I have a very rare form of colourblindness. My wife has to help with a lot of stuff involving colours (note that magic word, HELP), I failed to get into the air force due to this and my hearing... "Oh, someone call Lionel Hutz, I've been discriminated against..."
I feel for the blind, I really do. I've had some blind acquaintances, but this is just ridiculous.
Maybe I should sue someone because, by not being blind, I can't be a piano virtuoso like Stevie Wonder...
This was a programming assignment at UNSW (Score:1, Interesting)
Many of the solutions involved creative forms of l33t, many asked common-sense type questions, and the best ones were based on comprehension tests as described in earlier comments.
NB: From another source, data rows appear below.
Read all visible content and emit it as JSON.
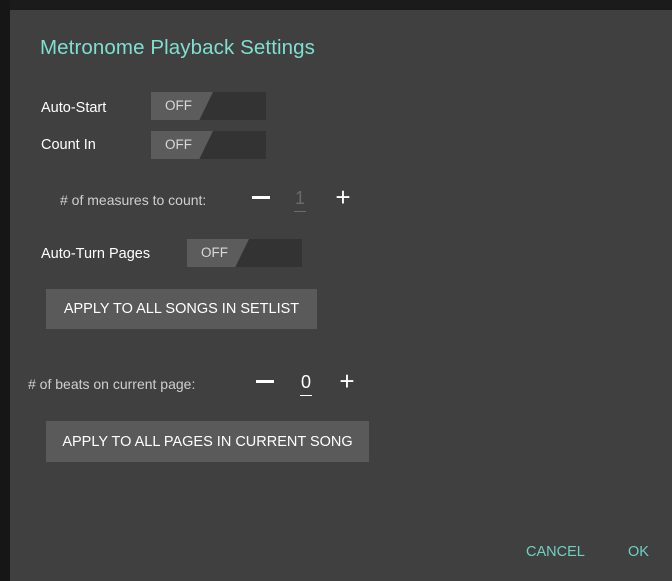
{
  "dialog": {
    "title": "Metronome Playback Settings"
  },
  "settings": {
    "auto_start": {
      "label": "Auto-Start",
      "state": "OFF"
    },
    "count_in": {
      "label": "Count In",
      "state": "OFF"
    },
    "measures": {
      "label": "# of measures to count:",
      "value": "1"
    },
    "auto_turn": {
      "label": "Auto-Turn Pages",
      "state": "OFF"
    },
    "apply_setlist_label": "APPLY TO ALL SONGS IN SETLIST",
    "beats": {
      "label": "# of beats on current page:",
      "value": "0"
    },
    "apply_song_label": "APPLY TO ALL PAGES IN CURRENT SONG"
  },
  "icons": {
    "minus": "minus-icon",
    "plus": "+"
  },
  "footer": {
    "cancel_label": "CANCEL",
    "ok_label": "OK"
  },
  "colors": {
    "accent": "#7fdfd0",
    "dialog_bg": "#404040",
    "button_bg": "#5a5a5a"
  }
}
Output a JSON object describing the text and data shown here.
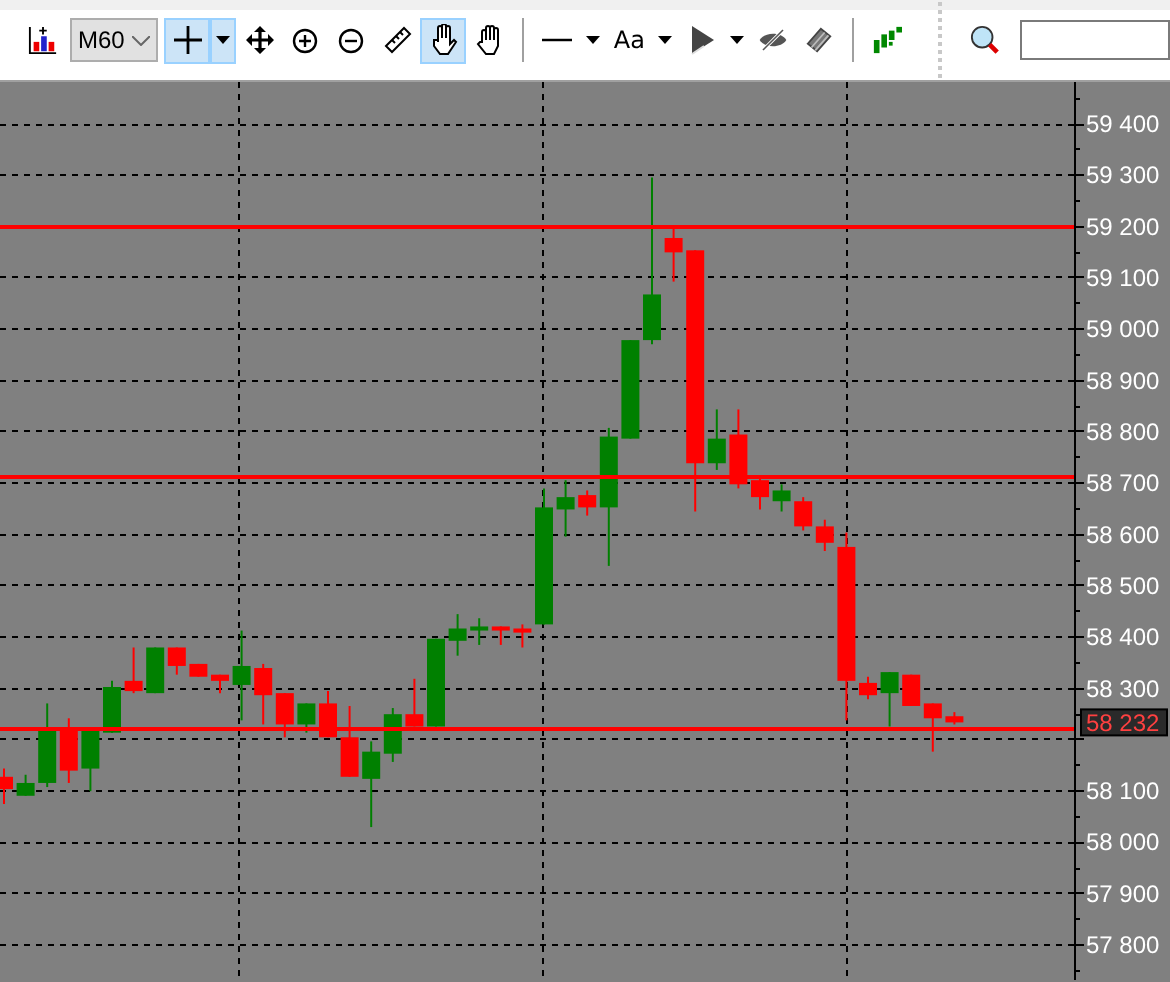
{
  "toolbar": {
    "items": [
      {
        "kind": "chart",
        "selected": false
      },
      {
        "kind": "timeframe",
        "text": "M60"
      },
      {
        "kind": "crosshair",
        "selected": true
      },
      {
        "kind": "move",
        "selected": false
      },
      {
        "kind": "zoom-in",
        "selected": false
      },
      {
        "kind": "zoom-out",
        "selected": false
      },
      {
        "kind": "ruler",
        "selected": false
      },
      {
        "kind": "finger",
        "selected": true
      },
      {
        "kind": "hand",
        "selected": false
      },
      {
        "kind": "separator"
      },
      {
        "kind": "line",
        "selected": false
      },
      {
        "kind": "text",
        "text": "Aa",
        "selected": false
      },
      {
        "kind": "pointer",
        "selected": false
      },
      {
        "kind": "hide",
        "selected": false
      },
      {
        "kind": "eraser",
        "selected": false
      },
      {
        "kind": "separator"
      },
      {
        "kind": "bars",
        "selected": false
      },
      {
        "kind": "dots"
      },
      {
        "kind": "search",
        "selected": false
      },
      {
        "kind": "search-field"
      }
    ]
  },
  "chart_data": {
    "type": "candlestick",
    "ylim": [
      57730,
      59480
    ],
    "yticks": [
      {
        "value": 59400,
        "label": "59 400"
      },
      {
        "value": 59300,
        "label": "59 300"
      },
      {
        "value": 59200,
        "label": "59 200"
      },
      {
        "value": 59100,
        "label": "59 100"
      },
      {
        "value": 59000,
        "label": "59 000"
      },
      {
        "value": 58900,
        "label": "58 900"
      },
      {
        "value": 58800,
        "label": "58 800"
      },
      {
        "value": 58700,
        "label": "58 700"
      },
      {
        "value": 58600,
        "label": "58 600"
      },
      {
        "value": 58500,
        "label": "58 500"
      },
      {
        "value": 58400,
        "label": "58 400"
      },
      {
        "value": 58300,
        "label": "58 300"
      },
      {
        "value": 58100,
        "label": "58 100"
      },
      {
        "value": 58000,
        "label": "58 000"
      },
      {
        "value": 57900,
        "label": "57 900"
      },
      {
        "value": 57800,
        "label": "57 800"
      }
    ],
    "grid": true,
    "ohlc": [
      [
        58126,
        58142,
        58073,
        58102
      ],
      [
        58089,
        58130,
        58089,
        58114
      ],
      [
        58114,
        58269,
        58106,
        58216
      ],
      [
        58220,
        58240,
        58114,
        58138
      ],
      [
        58142,
        58216,
        58098,
        58216
      ],
      [
        58212,
        58313,
        58212,
        58301
      ],
      [
        58313,
        58378,
        58289,
        58293
      ],
      [
        58289,
        58378,
        58289,
        58378
      ],
      [
        58378,
        58378,
        58325,
        58342
      ],
      [
        58346,
        58346,
        58321,
        58321
      ],
      [
        58325,
        58325,
        58289,
        58313
      ],
      [
        58305,
        58411,
        58236,
        58342
      ],
      [
        58338,
        58346,
        58228,
        58285
      ],
      [
        58289,
        58289,
        58203,
        58228
      ],
      [
        58228,
        58269,
        58212,
        58269
      ],
      [
        58269,
        58293,
        58203,
        58203
      ],
      [
        58203,
        58264,
        58126,
        58126
      ],
      [
        58122,
        58195,
        58028,
        58175
      ],
      [
        58171,
        58260,
        58155,
        58248
      ],
      [
        58248,
        58317,
        58224,
        58224
      ],
      [
        58224,
        58395,
        58224,
        58395
      ],
      [
        58391,
        58443,
        58362,
        58415
      ],
      [
        58411,
        58435,
        58383,
        58419
      ],
      [
        58419,
        58419,
        58383,
        58411
      ],
      [
        58415,
        58423,
        58378,
        58407
      ],
      [
        58423,
        58688,
        58423,
        58651
      ],
      [
        58647,
        58704,
        58594,
        58671
      ],
      [
        58675,
        58684,
        58635,
        58651
      ],
      [
        58651,
        58806,
        58537,
        58789
      ],
      [
        58785,
        58977,
        58785,
        58977
      ],
      [
        58977,
        59294,
        58969,
        59066
      ],
      [
        59176,
        59200,
        59091,
        59148
      ],
      [
        59152,
        59152,
        58643,
        58737
      ],
      [
        58737,
        58842,
        58724,
        58785
      ],
      [
        58793,
        58842,
        58688,
        58696
      ],
      [
        58704,
        58712,
        58647,
        58671
      ],
      [
        58663,
        58696,
        58643,
        58684
      ],
      [
        58663,
        58671,
        58606,
        58614
      ],
      [
        58614,
        58627,
        58566,
        58582
      ],
      [
        58574,
        58602,
        58236,
        58313
      ],
      [
        58309,
        58321,
        58277,
        58285
      ],
      [
        58289,
        58330,
        58224,
        58330
      ],
      [
        58325,
        58325,
        58264,
        58264
      ],
      [
        58269,
        58269,
        58175,
        58240
      ],
      [
        58244,
        58252,
        58228,
        58232
      ]
    ],
    "ref_lines": [
      {
        "axis": "y",
        "value": 59200,
        "color": "#ff0000"
      },
      {
        "axis": "y",
        "value": 58712,
        "color": "#ff0000"
      },
      {
        "axis": "y",
        "value": 58220,
        "color": "#ff0000"
      }
    ]
  },
  "price_tag": "58 232"
}
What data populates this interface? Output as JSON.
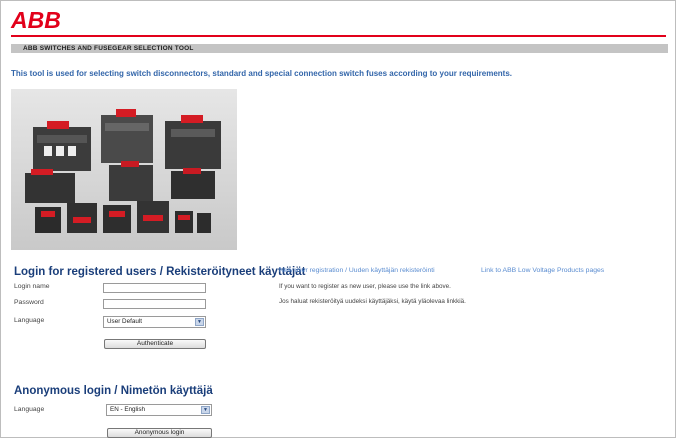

There was one cool one I remember which presented a list of sentences, most of which were nonsense with psuedo-grammatical constructions, and the rest of which were convoluted but made sense. The reader was asked to pick which ones made sense. It 's not perfect but it's a cool idea.
It's a really interesting problem.
New audio test (Score:1, Interesting)
Why not an audio test such as:
"What do you get if you add three to twenty five?"
or something similar. It just needs to involve some thought but can still be very trivial for a human.